First-grader Coy Mathis, who was born male but identifies as female, had been using the girls' restroom at Eagleside Elementary School near Colorado Springs until late last year, when the principal informed her parents she would no longer be permitted access to the girls' facilities.
Instead, she was restricted to using either the boys' restrooms or gender-neutral facilities reserved for employees or those in the school's health room, her parents said.
The parents and lawyers representing the family urged the principal to reconsider, contending that singling out their daughter as the only girl in the school barred from using the girls' bathrooms was stigmatizing and psychologically damaging.
They also asserted that the restriction violated the state's anti-discrimination laws and asked school officials to at least maintain the status quo -- allowing Coy to keep using the girls' restroom -- until both sides had a chance to discuss the issue.
But responding to the family by letter in late December, the school district defended its actions as consistent with state law and refused to back down.
The district gave little explanation of its position except to state that it "took into account not only Coy but other students in the building, their parents, and the future impact a boy with male genitals using a girls' bathroom would have as Coy grew older."
The girl's parents, Kathryn and Jeremy Mathis, then took their daughter out of Eagleside to home-school her and filed a complaint last month with the Colorado Civil Rights Commission.
The family's lawyer, Michael Silverman, said the first step in seeking to resolve such a complaint is to see if both sides will agree to mediation, which the Fountain-Fort Carson School District declined to do.
"We are shocked that her school will not even meet to talk about this so that Coy can quickly return to school," said Silverman, executive director of the Transgender Legal Defense and Education Fund. He said the commission would now open a lengthy inquiry into the case.
The school district, which has until mid-March to formally answer charges in the complaint, acknowledged having declined mediation, a step it said "would be unproductive." But it said the parents had refused to meet with school officials when the matter first surfaced in December.
"The parents consistently indicated ... that they would file a discrimination charge if the district did not completely acquiesce to their demands," the district said in a statement.

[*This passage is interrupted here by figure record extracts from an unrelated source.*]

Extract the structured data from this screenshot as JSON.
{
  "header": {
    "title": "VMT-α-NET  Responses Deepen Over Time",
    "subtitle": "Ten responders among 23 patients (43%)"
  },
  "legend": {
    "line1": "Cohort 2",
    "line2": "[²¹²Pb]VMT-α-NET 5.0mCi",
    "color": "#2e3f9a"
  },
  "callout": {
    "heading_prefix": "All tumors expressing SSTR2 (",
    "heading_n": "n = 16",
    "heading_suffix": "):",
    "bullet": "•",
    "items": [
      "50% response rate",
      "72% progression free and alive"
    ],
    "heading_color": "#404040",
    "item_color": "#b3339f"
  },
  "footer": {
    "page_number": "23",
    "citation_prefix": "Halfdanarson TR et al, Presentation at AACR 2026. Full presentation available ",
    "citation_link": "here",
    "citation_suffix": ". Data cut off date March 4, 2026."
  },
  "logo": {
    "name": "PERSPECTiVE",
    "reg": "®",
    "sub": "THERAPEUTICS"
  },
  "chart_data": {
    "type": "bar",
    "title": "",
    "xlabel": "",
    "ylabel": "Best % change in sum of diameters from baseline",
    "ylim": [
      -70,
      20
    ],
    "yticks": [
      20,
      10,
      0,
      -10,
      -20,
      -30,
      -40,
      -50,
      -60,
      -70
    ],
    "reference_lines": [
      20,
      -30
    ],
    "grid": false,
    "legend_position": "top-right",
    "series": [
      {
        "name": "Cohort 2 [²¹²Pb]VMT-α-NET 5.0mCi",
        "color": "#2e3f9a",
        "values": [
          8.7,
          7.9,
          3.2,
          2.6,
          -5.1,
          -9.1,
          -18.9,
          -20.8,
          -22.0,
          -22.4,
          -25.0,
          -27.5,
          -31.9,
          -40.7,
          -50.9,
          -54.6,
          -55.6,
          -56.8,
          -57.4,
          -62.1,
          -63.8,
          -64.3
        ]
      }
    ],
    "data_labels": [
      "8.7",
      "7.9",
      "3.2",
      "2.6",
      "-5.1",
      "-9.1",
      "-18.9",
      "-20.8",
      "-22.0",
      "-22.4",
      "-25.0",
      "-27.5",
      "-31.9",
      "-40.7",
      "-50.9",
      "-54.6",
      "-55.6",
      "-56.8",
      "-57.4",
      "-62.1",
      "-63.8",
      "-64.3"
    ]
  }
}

It also said the family had been unwilling to discuss "reasonable proposals" to resolve the dispute.
The parents' complaint asserts that the district violated a state law that bars schools from denying individuals access to public accommodations because of their sexual orientation or transgender status.
They also have cited anti-discrimination regulations issued by the state Civil Rights Commission that specifically require schools to allow transgender students access to "gender-segregated facilities that are consistent with their gender identity," including restrooms, locker rooms and dormitories.
The parents said in a statement on Friday that in limiting their daughter to the boys' lavatory, a gender-neutral employee restroom or the bathroom in the school's health clinic the district was inviting mistreatment of their daughter by classmates.
"Coy is not sick, she is not an adult, and she is not a boy," the statement said. "We are saddened that her school will not even come to the table to talk about this issue."
But the district said the proper forum to discuss the issue is in the "process initiated ... by the parents," and not in the news media.